Through a spring barbecue fundraiser, the Veterans Resource Center at WNC assisted in raising $4,500 for inmate scholarships at NDOC’s Warm Springs Correctional Center in Carson City.
Three months later, the VRC is putting the donated funds into motion. They will provide 15 one-class scholarships, allowing inmates to enroll in courses such as business mathematics, sociology, and history. Last spring, inmates took remedial math, remedial English and a course fostering student success.
WNC Veterans Resource Director Kevin Burns helped structure the Veterans Integration Program at Warm Springs Correctional Center last January so inmates can work toward an Associate of General Studies degree while incarcerated. It’s the first time since 2009 inmates can take classes through WNC.
“Obviously we want to fill more seats in the classes there,” Burns said. “Studies show that as educational levels go up, recidivism rates go down. We are really trying to push recidivism rates down and give these guys some skill sets so when they get out of there, they can do something.”
Burns met with WSCC administrators on Wednesday to celebrate the fundraising effort that was coordinated and orchestrated by the inmates themselves. To make the barbecue fundraiser successful, Burns said the Warm Springs inmates ordered from a menu, then paid for their selections. Burns and Rick Vlach, an assistant for WNC’s WRC and a pre-admissions adviser, transported more than 160 steaks, 200 pork chops and 200 hamburger patties, baked beans, fruit and potato salad from Costco to Warm Springs for the barbecue. Lisa Walsh, the associate warden from Warm Springs, purchased $5,000 in food for the barbecue after collecting money from the prisoners’ accounts.
“I’m really proud of the efforts of my staff and the inmates,” said Warden Harold Wickham. “Inmates taking responsibility and working to fund their own education in custody is pretty ground-breaking. We hope to set the example for other facilities to follow.”
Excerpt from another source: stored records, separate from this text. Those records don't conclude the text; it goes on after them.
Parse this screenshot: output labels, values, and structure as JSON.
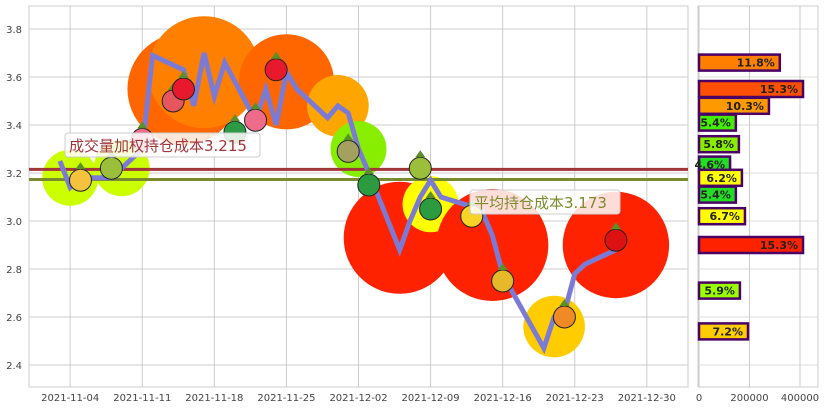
{
  "chart_data": [
    {
      "type": "line",
      "y_ticks": [
        "2.4",
        "2.6",
        "2.8",
        "3.0",
        "3.2",
        "3.4",
        "3.6",
        "3.8"
      ],
      "ylim": [
        2.3,
        3.88
      ],
      "x_ticks": [
        "2021-11-04",
        "2021-11-11",
        "2021-11-18",
        "2021-11-25",
        "2021-12-02",
        "2021-12-09",
        "2021-12-16",
        "2021-12-23",
        "2021-12-30"
      ],
      "xlim": [
        "2021-10-31",
        "2022-01-03"
      ],
      "grid": true,
      "series": [
        {
          "color": "#7b7bd6",
          "points": [
            [
              "2021-11-03",
              3.25
            ],
            [
              "2021-11-04",
              3.14
            ],
            [
              "2021-11-05",
              3.18
            ],
            [
              "2021-11-08",
              3.18
            ],
            [
              "2021-11-09",
              3.22
            ],
            [
              "2021-11-10",
              3.26
            ],
            [
              "2021-11-11",
              3.3
            ],
            [
              "2021-11-12",
              3.69
            ],
            [
              "2021-11-15",
              3.63
            ],
            [
              "2021-11-16",
              3.48
            ],
            [
              "2021-11-17",
              3.7
            ],
            [
              "2021-11-18",
              3.52
            ],
            [
              "2021-11-19",
              3.66
            ],
            [
              "2021-11-22",
              3.42
            ],
            [
              "2021-11-23",
              3.55
            ],
            [
              "2021-11-24",
              3.4
            ],
            [
              "2021-11-25",
              3.62
            ],
            [
              "2021-11-26",
              3.55
            ],
            [
              "2021-11-29",
              3.43
            ],
            [
              "2021-11-30",
              3.48
            ],
            [
              "2021-12-01",
              3.45
            ],
            [
              "2021-12-02",
              3.3
            ],
            [
              "2021-12-03",
              3.2
            ],
            [
              "2021-12-06",
              2.88
            ],
            [
              "2021-12-07",
              3.0
            ],
            [
              "2021-12-08",
              3.1
            ],
            [
              "2021-12-09",
              3.17
            ],
            [
              "2021-12-10",
              3.1
            ],
            [
              "2021-12-13",
              3.06
            ],
            [
              "2021-12-14",
              3.04
            ],
            [
              "2021-12-15",
              2.94
            ],
            [
              "2021-12-16",
              2.78
            ],
            [
              "2021-12-17",
              2.7
            ],
            [
              "2021-12-20",
              2.47
            ],
            [
              "2021-12-21",
              2.6
            ],
            [
              "2021-12-22",
              2.62
            ],
            [
              "2021-12-23",
              2.78
            ],
            [
              "2021-12-24",
              2.82
            ],
            [
              "2021-12-27",
              2.88
            ]
          ]
        }
      ],
      "clusters": [
        {
          "date": "2021-11-04",
          "price": 3.18,
          "color": "#ccff00",
          "weight": 1
        },
        {
          "date": "2021-11-09",
          "price": 3.22,
          "color": "#ccff00",
          "weight": 1
        },
        {
          "date": "2021-11-15",
          "price": 3.55,
          "color": "#ff6600",
          "weight": 3
        },
        {
          "date": "2021-11-17",
          "price": 3.62,
          "color": "#ff8000",
          "weight": 3
        },
        {
          "date": "2021-11-25",
          "price": 3.58,
          "color": "#ff6600",
          "weight": 2.4
        },
        {
          "date": "2021-11-30",
          "price": 3.48,
          "color": "#ffa500",
          "weight": 1.2
        },
        {
          "date": "2021-12-02",
          "price": 3.3,
          "color": "#88ee00",
          "weight": 1
        },
        {
          "date": "2021-12-06",
          "price": 2.93,
          "color": "#ff2200",
          "weight": 3
        },
        {
          "date": "2021-12-09",
          "price": 3.07,
          "color": "#ffff00",
          "weight": 1
        },
        {
          "date": "2021-12-15",
          "price": 2.9,
          "color": "#ff2200",
          "weight": 3
        },
        {
          "date": "2021-12-21",
          "price": 2.56,
          "color": "#ffcc00",
          "weight": 1.2
        },
        {
          "date": "2021-12-27",
          "price": 2.9,
          "color": "#ff2200",
          "weight": 2.8
        }
      ],
      "icons": [
        {
          "name": "pineapple-icon",
          "date": "2021-11-05",
          "price": 3.17,
          "color": "#f4c23c"
        },
        {
          "name": "kiwi-icon",
          "date": "2021-11-08",
          "price": 3.22,
          "color": "#9bbf3a"
        },
        {
          "name": "radish-icon",
          "date": "2021-11-11",
          "price": 3.34,
          "color": "#ef6b8a"
        },
        {
          "name": "watermelon-icon",
          "date": "2021-11-14",
          "price": 3.5,
          "color": "#e6565e"
        },
        {
          "name": "strawberry-icon",
          "date": "2021-11-15",
          "price": 3.55,
          "color": "#e8192c"
        },
        {
          "name": "watermelon-icon",
          "date": "2021-11-20",
          "price": 3.37,
          "color": "#2d9b45"
        },
        {
          "name": "radish-icon",
          "date": "2021-11-22",
          "price": 3.42,
          "color": "#ef6b8a"
        },
        {
          "name": "strawberry-icon",
          "date": "2021-11-24",
          "price": 3.63,
          "color": "#e8192c"
        },
        {
          "name": "pear-icon",
          "date": "2021-12-01",
          "price": 3.29,
          "color": "#a3a060"
        },
        {
          "name": "pea-icon",
          "date": "2021-12-03",
          "price": 3.15,
          "color": "#2c9a3f"
        },
        {
          "name": "kiwi-icon",
          "date": "2021-12-08",
          "price": 3.22,
          "color": "#9bbf3a"
        },
        {
          "name": "pea-icon",
          "date": "2021-12-09",
          "price": 3.05,
          "color": "#2c9a3f"
        },
        {
          "name": "banana-icon",
          "date": "2021-12-13",
          "price": 3.02,
          "color": "#f6d327"
        },
        {
          "name": "corn-icon",
          "date": "2021-12-16",
          "price": 2.75,
          "color": "#e5b92a"
        },
        {
          "name": "carrot-icon",
          "date": "2021-12-22",
          "price": 2.6,
          "color": "#f08a24"
        },
        {
          "name": "apple-icon",
          "date": "2021-12-27",
          "price": 2.92,
          "color": "#dd1111"
        }
      ],
      "reference_lines": [
        {
          "label": "成交量加权持仓成本3.215",
          "value": 3.215,
          "color": "#a0353a"
        },
        {
          "label": "平均持仓成本3.173",
          "value": 3.173,
          "color": "#7a8b2e"
        }
      ]
    },
    {
      "type": "bar",
      "orientation": "horizontal",
      "x_ticks": [
        "0",
        "200000",
        "400000"
      ],
      "xlim": [
        0,
        470000
      ],
      "grid": true,
      "bars": [
        {
          "price": 3.66,
          "value": 320000,
          "label": "11.8%",
          "color": "#ff8000"
        },
        {
          "price": 3.55,
          "value": 412000,
          "label": "15.3%",
          "color": "#ff5000"
        },
        {
          "price": 3.48,
          "value": 277000,
          "label": "10.3%",
          "color": "#ff9900"
        },
        {
          "price": 3.41,
          "value": 146000,
          "label": "5.4%",
          "color": "#44ee00"
        },
        {
          "price": 3.32,
          "value": 158000,
          "label": "5.8%",
          "color": "#88ee00"
        },
        {
          "price": 3.235,
          "value": 123000,
          "label": "4.6%",
          "color": "#22dd22"
        },
        {
          "price": 3.18,
          "value": 170000,
          "label": "6.2%",
          "color": "#ffff00"
        },
        {
          "price": 3.11,
          "value": 146000,
          "label": "5.4%",
          "color": "#22dd22"
        },
        {
          "price": 3.02,
          "value": 182000,
          "label": "6.7%",
          "color": "#ffff00"
        },
        {
          "price": 2.9,
          "value": 412000,
          "label": "15.3%",
          "color": "#ff2200"
        },
        {
          "price": 2.71,
          "value": 162000,
          "label": "5.9%",
          "color": "#99ff00"
        },
        {
          "price": 2.54,
          "value": 194000,
          "label": "7.2%",
          "color": "#ffcc00"
        }
      ]
    }
  ]
}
Walsh said the scholarships, as well as the classes, are available to any inmate in the general population, which numbers more than 500. Walsh said some of the classes include as many as 20 student inmates. Inmates must apply for the scholarships to be considered. “This is not affecting the taxpayers whatsoever,” said Walsh, who has helped establish WSCC programs where inmates care for unwanted/aggressive dogs and motherless kittens. “Their families are sending them to school or they have saved their money and are paying for their own schooling, or they are benefiting from the fundraiser scholarships.”
In the future, WSCC will be able to track those inmates who took classes before being released from the correctional center.
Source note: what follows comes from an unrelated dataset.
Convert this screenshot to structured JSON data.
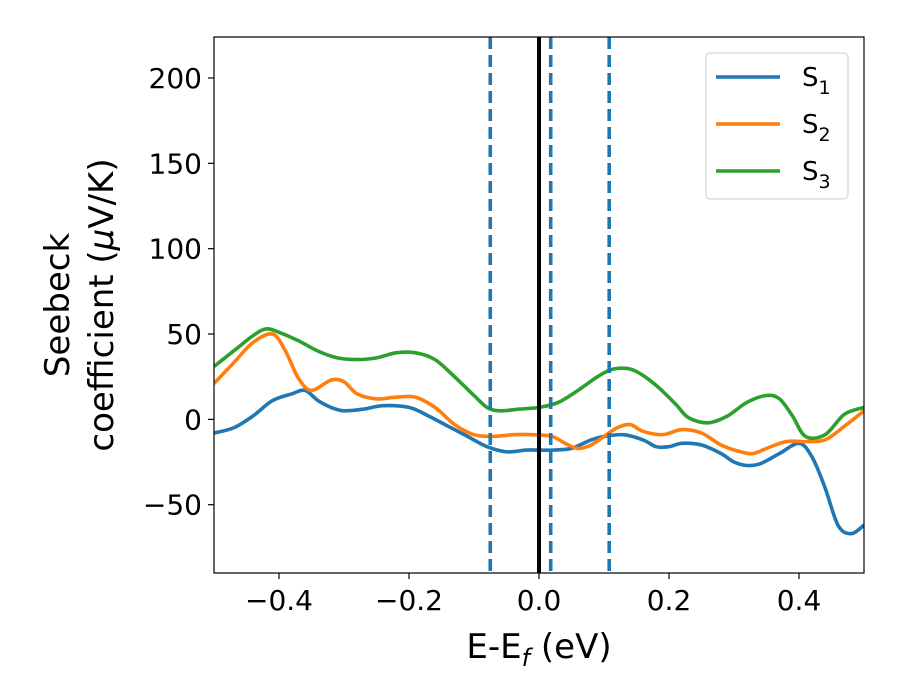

“We have a list of all the students who have received a scholarship and we’ll know those who will earn an associate degree,” Walsh said.
Eventually, Burns hopes to diversify the class offerings to inmates.
“We want to expand next into the Career and Technical field,” Burns said. “I would love to have a welding shop set up there so we can get these guys some certifications before they step out of the door for the last time.”
Providing inmates with a relevant education and skills can determine whether they become employed after leaving the correctional facility.
“One of the things you have to look at is what fields are going to hire ex-cons, and that’s a tricky subject, but when you look at some of the traditional blue-collar fields like welding, automotive shops and those kinds of things, we think we can get them job placement much easier in those fields,” Burns said.